Hedwig não esperava ser tão duramente repreendida por seu parente — o próximo arquduque da Áustria — que a olhava com uma expressão irritada. Suas palavras eram calmas, mas firmes.

"Lá vai o último cavaleiro da Áustria-Hungria… Você faria bem em mostrar respeito àqueles que o merecem… Não aprendeu uma lição tão simples de etiqueta na sua idade?

Entendo sua frustração, mas olhe ao redor, Hedwig… Quantos homens aqui eram nossos vassalos? Quantos agora vestem uniformes alemães? Um só teve coragem de aparecer aqui trajando as vestes do nosso império morto, uma posição só de cerimônia, e esse é justamente quem você maldisse…

Quando todos os outros perderam a coragem de se chamar austríacos, apareceu um prussiano diante de nós, e deixou claro sem palavras que lembra o que aquele uniforme significa, e que honrará os juramentos feitos nele… juramentos que não eram dele, mas que foram sagrados e, portanto, merecem ser lembrados.

Da próxima vez que abrir a boca, pense antes — ou vai nos envergonhar com sua ignorância, garota…"

Karl então se afastou, sem dizer mais uma palavra ao parente, que uma vez buscou a aprovação daquele homem que ela agora amaldiçoava às escondidas. Isso a forçou a refletir sobre suas próprias opiniões.

Karl era o próximo arquduque… E parecia ter uma certa simpatia por Bruno, apesar de tudo que ela acreditava sobre o que tinha acontecido entre sua família e ele. Será que ela tinha sido enganada?
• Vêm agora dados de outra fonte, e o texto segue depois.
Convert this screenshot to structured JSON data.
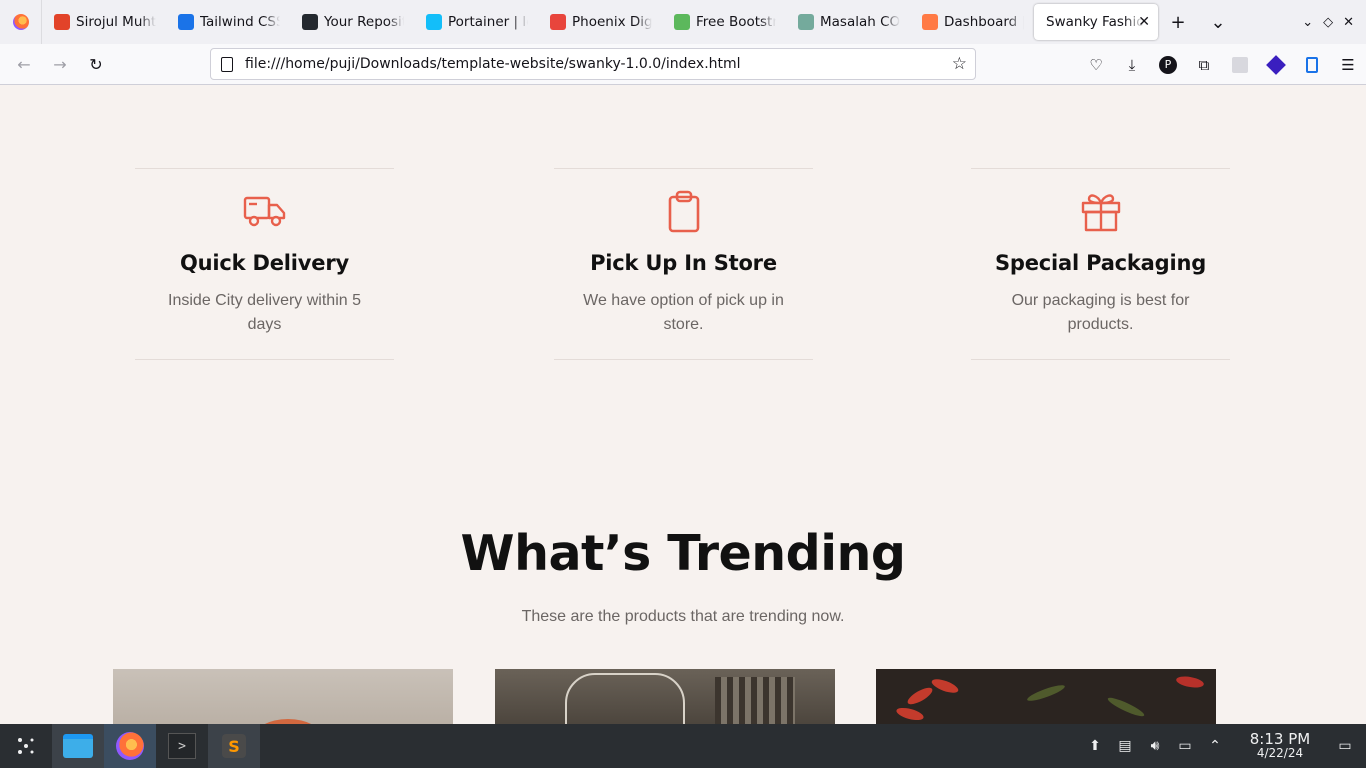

Ou ela só tinha recebido uma meia-verdade, de um velho bêbado e amargurado, que não conseguiu aceitar o que tinha acontecido? Ela não sabia a verdade… Mas agora sabia que queria descobri-la mais do que qualquer coisa neste mundo.

E por isso, Francisco José foi sepultado, e quaisquer mágoas que ainda permaneciam em seu coração em relação a Bruno não foram herdadas por sua dinastia, mas morreram com ele. Porém, Bruno logo conversaria com Karl, para discutir assuntos importantes do futuro que estavam construindo, e o papel dos Habsburgos nisso tudo.